Case 3: The minister of a foreign nation where bribes are common asks for a $200,000 consulting fee in return for special assistance in obtaining a $100 million contract that would generate at least $5 million in profits. Would you
- Pay the fee, feeling it was ethical, given the moral climate of the nation
- Pay the fee, feeling it was unethical but necessary to ensure the sale
- Refuse to pay, even if you lose the sale
Case 4: On becoming a new member of the board of High Fly Insurance Co. (HFI) you learn that it's the officially approved insurer of the Private Pilots Benevolent Association, whose 20,000 members are automatically enrolled in a HFI accident policy when they pay dues.
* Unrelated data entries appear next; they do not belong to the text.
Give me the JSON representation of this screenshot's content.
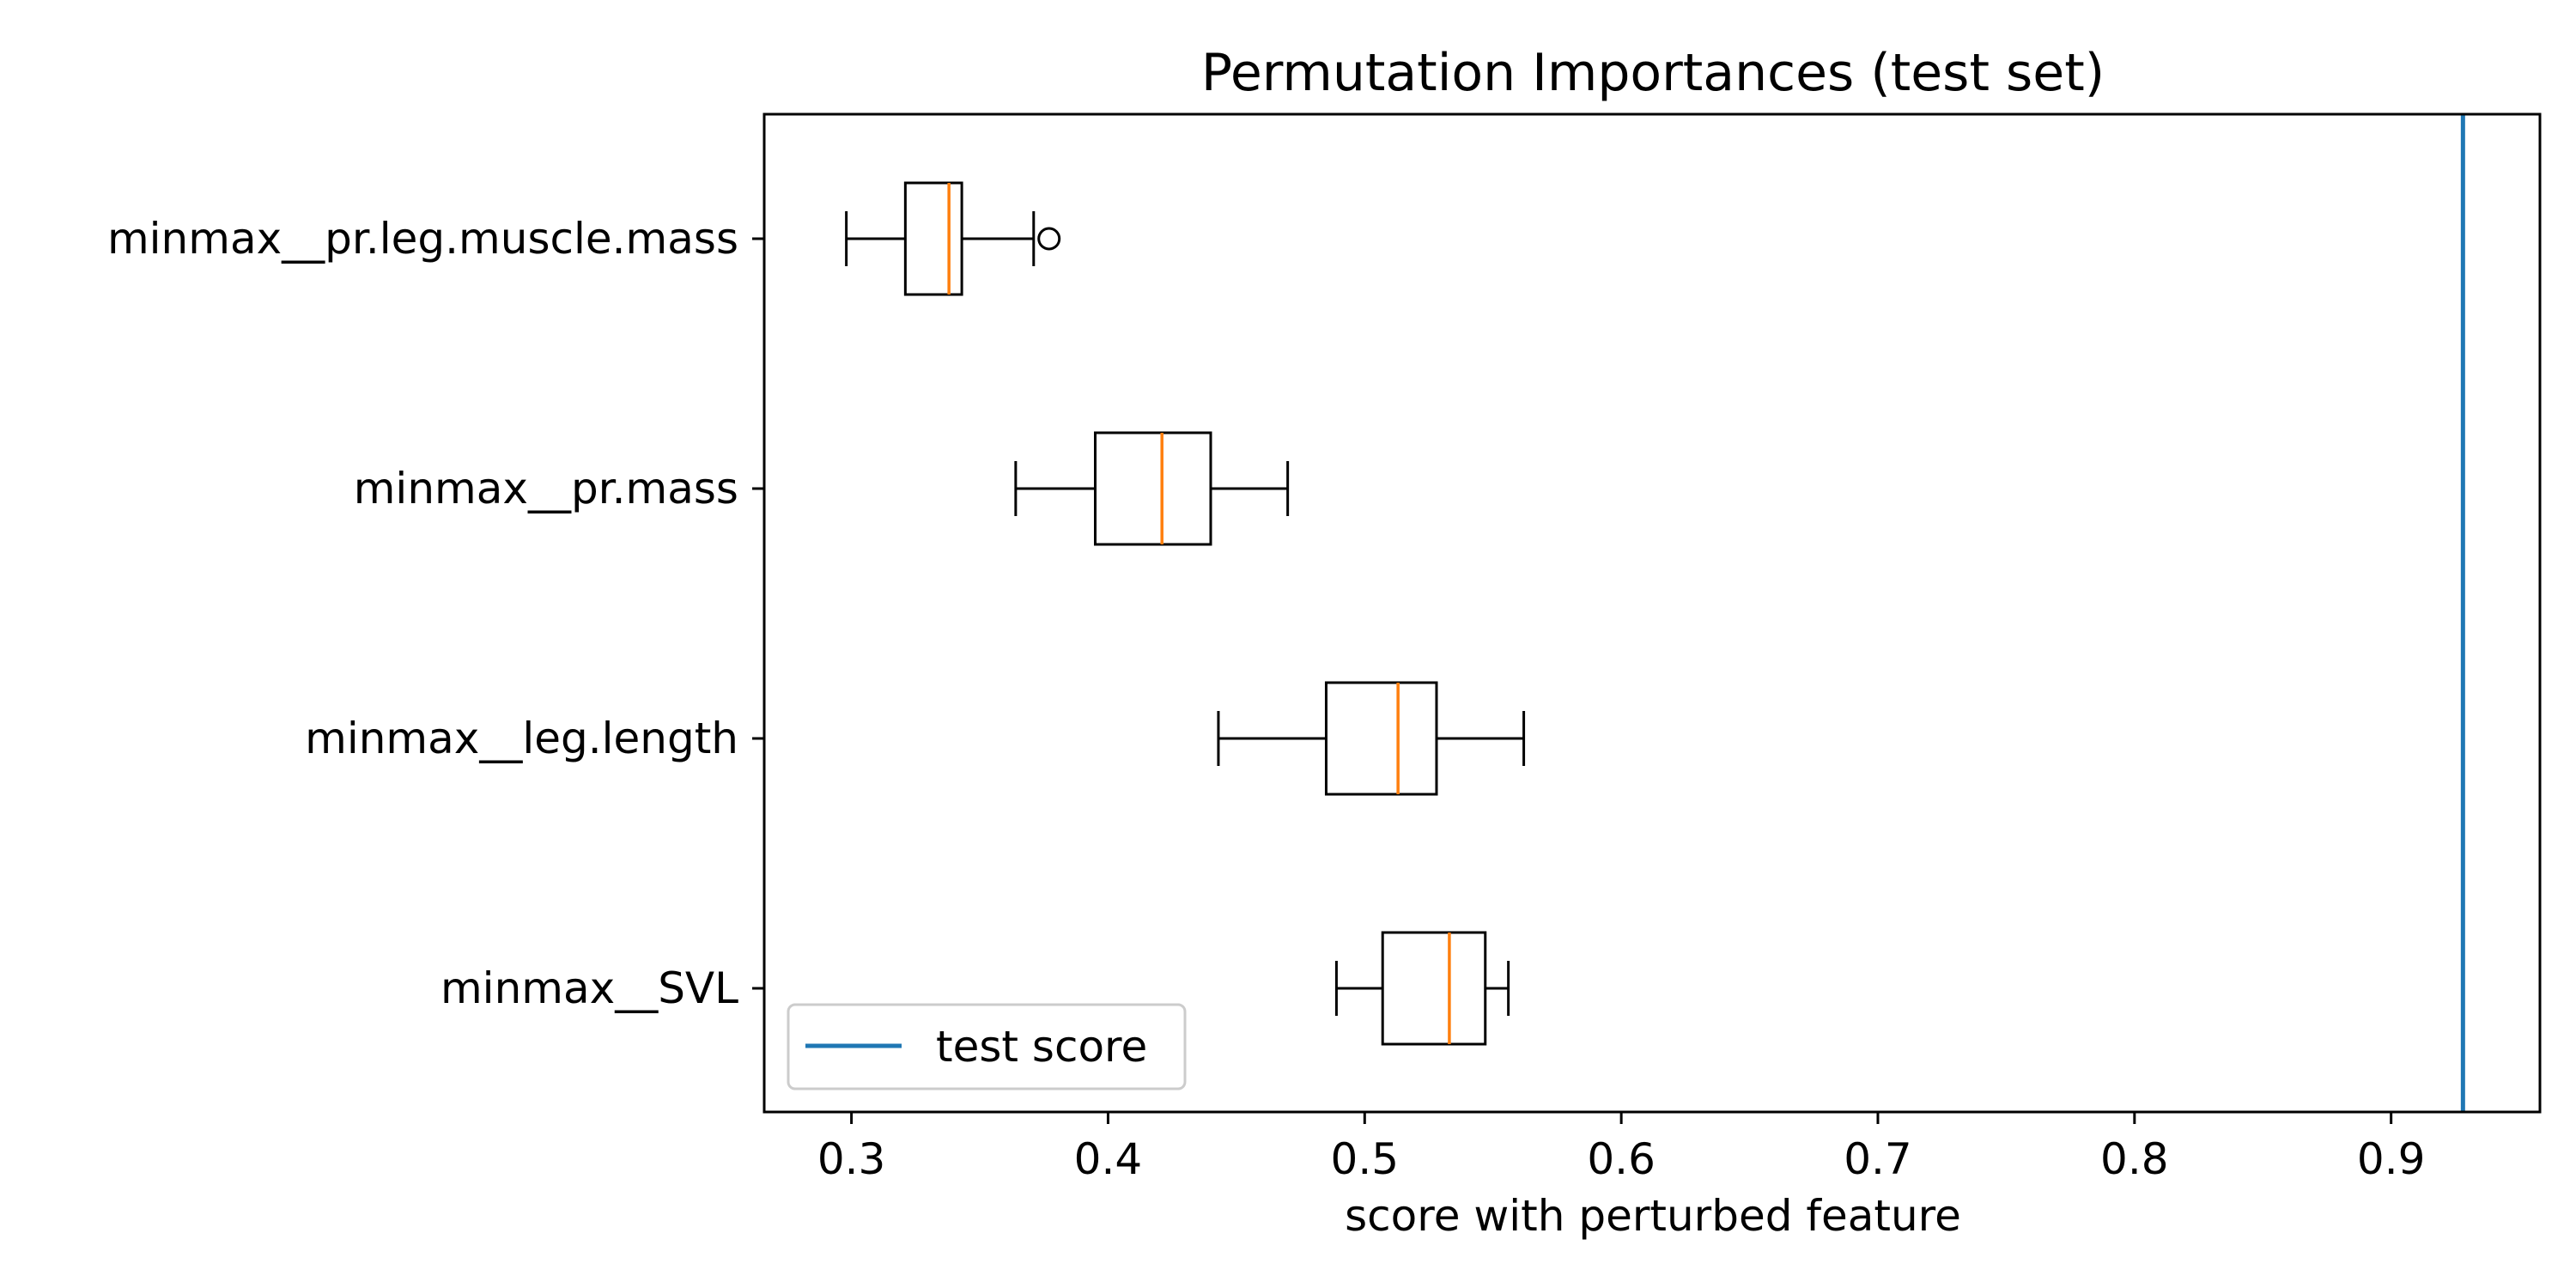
{
  "chart_data": {
    "type": "boxplot",
    "orientation": "horizontal",
    "title": "Permutation Importances (test set)",
    "xlabel": "score with perturbed feature",
    "ylabel": "",
    "xlim": [
      0.266,
      0.958
    ],
    "xticks": [
      0.3,
      0.4,
      0.5,
      0.6,
      0.7,
      0.8,
      0.9
    ],
    "xtick_labels": [
      "0.3",
      "0.4",
      "0.5",
      "0.6",
      "0.7",
      "0.8",
      "0.9"
    ],
    "categories": [
      "minmax__pr.leg.muscle.mass",
      "minmax__pr.mass",
      "minmax__leg.length",
      "minmax__SVL"
    ],
    "boxes": [
      {
        "category": "minmax__pr.leg.muscle.mass",
        "whisker_low": 0.298,
        "q1": 0.321,
        "median": 0.338,
        "q3": 0.343,
        "whisker_high": 0.371,
        "outliers": [
          0.377
        ]
      },
      {
        "category": "minmax__pr.mass",
        "whisker_low": 0.364,
        "q1": 0.395,
        "median": 0.421,
        "q3": 0.44,
        "whisker_high": 0.47,
        "outliers": []
      },
      {
        "category": "minmax__leg.length",
        "whisker_low": 0.443,
        "q1": 0.485,
        "median": 0.513,
        "q3": 0.528,
        "whisker_high": 0.562,
        "outliers": []
      },
      {
        "category": "minmax__SVL",
        "whisker_low": 0.489,
        "q1": 0.507,
        "median": 0.533,
        "q3": 0.547,
        "whisker_high": 0.556,
        "outliers": []
      }
    ],
    "reference_line": {
      "label": "test score",
      "value": 0.928
    },
    "legend": {
      "position": "lower-left",
      "entries": [
        "test score"
      ]
    },
    "grid": false,
    "colors": {
      "box": "#000000",
      "median": "#ff7f0e",
      "reference_line": "#1f77b4"
    }
  }
}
HFI pays a fee to PPBA for this privilege and gets access to the PPBA mailing list, which it uses to sell aircraft liability policies (its major source of revenue). PPBA's president sits on the HFI board, and the two companies are located in the same building. Would you:
- Do nothing
- Raise the issue in a private meeting with HFI's chairman
- Express opposition to this at a director's meeting but accept whatever position the board takes in response
- Express vigorous opposition and resign if corrective action were not taken
The answers were pretty clear and comparable in both years ? in other words HBR readers' moral compass had held pretty steady. In Case 1, more than 80% of respondents opted for option 3. In Case 2, opinions were divided pretty much 50/50. In Case 3 (which was only asked in 1976) a heartwarming 42% said they'd refuse to pay, 22% said they'd pay despite feeling it was unethical, and 36% would pay up with a free conscience. In Case 4, fully 55% said they'd do nothing at all, 29% would have a quiet word with the chairman, 16% would raise objections, but only 3% of them would do anything if action were not taken.
HBR readers back in the day saw themselves as somewhere in a middle ground, ethically ? less ethical than professors or doctors but more ethical than government officials, lawyers, elected politicians, and union officials (in that order). If there were a difference between the two groups, it was that HBR readers of 1976 were somewhat more cynical than their counterparts of 1961 in that they were more quick to attribute questionable behavior to their colleagues than to themselves.
That was a mistake, said Brenner and Mollander, suggesting that managers needed to reexamine a number of their unwisely held assumptions. You will face ethical dilemmas in which values will conflict, they warned; don't use that to rationalized unethical behavior. Don't expect ethical codes to solve your problems. And finally, they advised in the strongest possible terms, decades before the communications revolution let loose by the internet, don't deceive yourself into thinking you can hide unethical actions. If you wish to avoid being the victim of someone else's ethical code, make self-enforcement work.